Unfortunately he embezzled money from the Corporation and was given the choice of jail or emigration. He chose the latter.
In America he found employment as a Civil Engineer and went on to make his fortune.
He gave substantial sums of money to his old town to buy playing fields and supported the Priory Church and Cottage Hospital. He became the first Freeman of the Borough of Leominster.
Stanley Holland was born in Orleton in 1867, but his family moved to Leominster, where his father kept the “White Horse” in West Street. He attended Lucton School, and sang in the choir of the Priory Church where it is said he had a fine tenor voice. Stanley became a Surveyor to the Leominster Corporation.
He seems to have done a lot of drinking with his boon companions at the “Talbot.” and the “Baker’s Arms.” The landlady of the “Talbot” even entrusted him with her financial transactions. Possibly as a result of his extravagant drinking and treating, he ran short of money and resorted to cheating the Corporation. When his dishonesty was detected his employers demanded his resignation, and gave him the alternatives of prosecution or emigration. He chose the latter, and with some borrowed money made his way to the U.S.A. He was then 28.
The story is told that, in looking for a job there, he approached a contractor who, to get rid of him, set him an exceedingly difficult mathematical problem to work out, saying that he might consider an application from him if he had solved the problem within a few days. Within 24 hours Stanley was back with the right answer, and was engaged on the spot. He became a very competent engineer and built hundreds of bridges, became a vice President of the Bates and Rogers Construction Company, and amassed a fortune as a result. He became an American citizen.

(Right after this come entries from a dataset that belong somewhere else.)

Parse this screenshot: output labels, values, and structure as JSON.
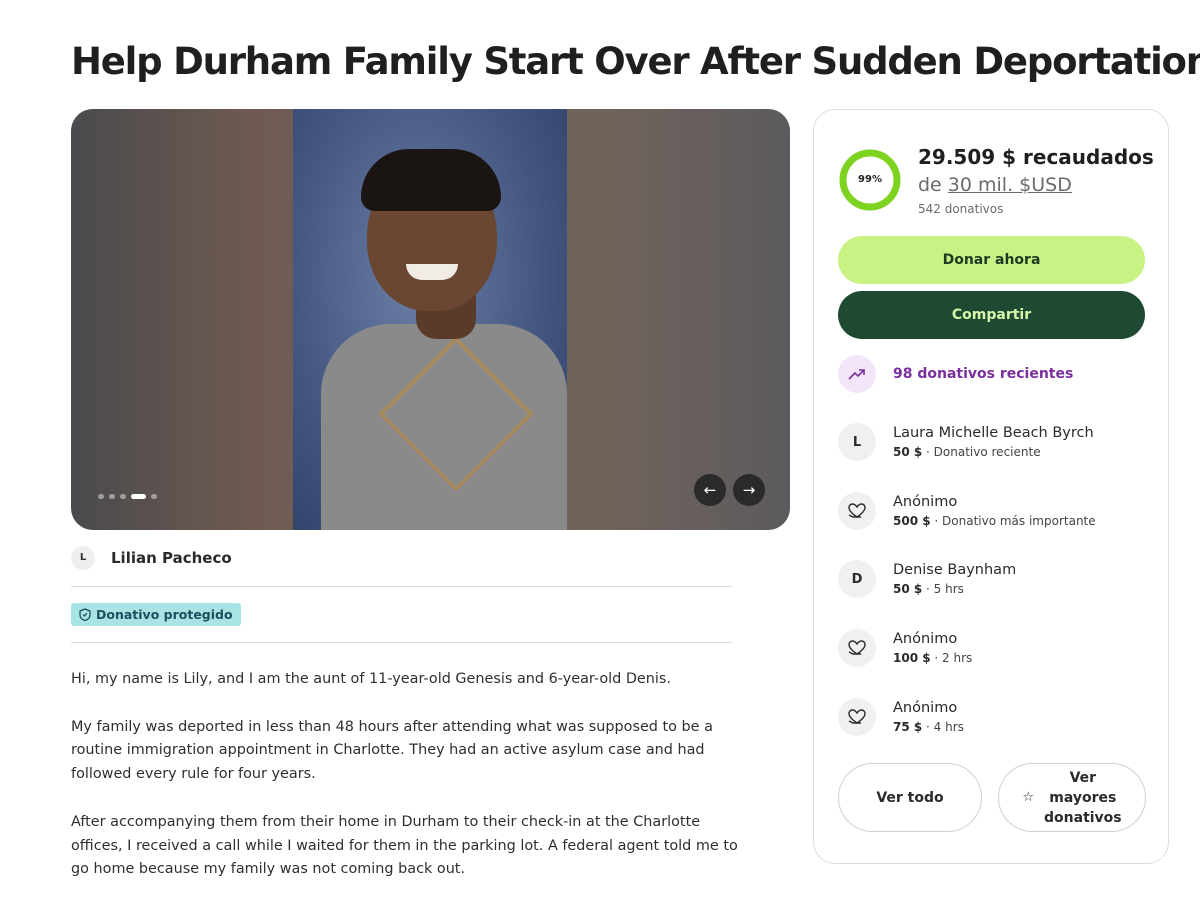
{
  "campaign": {
    "title": "Help Durham Family Start Over After Sudden Deportation"
  },
  "organizer": {
    "avatar_initial": "L",
    "name": "Lilian Pacheco"
  },
  "protection_badge": "Donativo protegido",
  "story": [
    "Hi, my name is Lily, and I am the aunt of 11-year-old Genesis and 6-year-old Denis.",
    "My family was deported in less than 48 hours after attending what was supposed to be a routine immigration appointment in Charlotte. They had an active asylum case and had followed every rule for four years.",
    "After accompanying them from their home in Durham to their check-in at the Charlotte offices, I received a call while I waited for them in the parking lot. A federal agent told me to go home because my family was not coming back out."
  ],
  "gallery": {
    "slide_count": 5,
    "active_slide": 4,
    "prev_icon": "arrow-left-icon",
    "next_icon": "arrow-right-icon"
  },
  "progress": {
    "percent_label": "99%",
    "fraction": 0.99,
    "raised_label": "29.509 $ recaudados",
    "goal_prefix": "de",
    "goal_amount": "30 mil. $USD",
    "donations_count": "542 donativos"
  },
  "actions": {
    "donate_label": "Donar ahora",
    "share_label": "Compartir"
  },
  "recent": {
    "label": "98 donativos recientes",
    "icon": "trending-up-icon"
  },
  "donors": [
    {
      "avatar": "L",
      "name": "Laura Michelle Beach Byrch",
      "amount": "50 $",
      "detail": " · Donativo reciente"
    },
    {
      "avatar": "heart-hand-icon",
      "name": "Anónimo",
      "amount": "500 $",
      "detail": " · Donativo más importante"
    },
    {
      "avatar": "D",
      "name": "Denise Baynham",
      "amount": "50 $",
      "detail": " · 5 hrs"
    },
    {
      "avatar": "heart-hand-icon",
      "name": "Anónimo",
      "amount": "100 $",
      "detail": " · 2 hrs"
    },
    {
      "avatar": "heart-hand-icon",
      "name": "Anónimo",
      "amount": "75 $",
      "detail": " · 4 hrs"
    }
  ],
  "footer_buttons": {
    "see_all": "Ver todo",
    "top_line1": "Ver",
    "top_line2": "mayores",
    "top_line3": "donativos",
    "top_icon": "star-icon"
  },
  "colors": {
    "donate_bg": "#c9f285",
    "share_bg": "#1e4a33",
    "progress": "#7ed321",
    "recent_accent": "#7b2f9e",
    "badge_bg": "#a9e4e4"
  }
}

He did not forget his debt to Leominster and regularly sent large donations to the town’s charities. In 1930 he donated the Children’s Playing Field near the Grange to the Council, and gave generous support to a number of institutions including the Cottage Hospital and the Priory Church, where a beautiful window, the most westerly in the south wall of the Priory church, was his gift in 1924. He also gave £1,000 towards the organ. As an Old Luctonian he spent £2500 buying land near the school and building a pavilion and sports ground there which bears his name.
The man who had left Leominster under a cloud returned as the first freeman of the town.
Holland never married. When he died he left nearly half a million pounds, he was generous to his many relations in the vicinity of Leominster, and he did not forget them in his Will. He was also generous to his old town providing money to the Cottage Hospital where a ward endowed by him was dedicated to his memory. His will also created a fund of £2000 to provide relief for 40 poor persons in the Borough. The “E Stanley Holland Charity” continues to make small grants to people in distress.
He left instructions that his body was to be buried in Leominster Priory church. His funeral, conducted by the Bishop of Hereford, was attended by the Mayor and councillors and thousands of the townsfolk. School children formed a guard of honour as the procession passed through the playing fields he had given them and their successors in the generations yet unborn.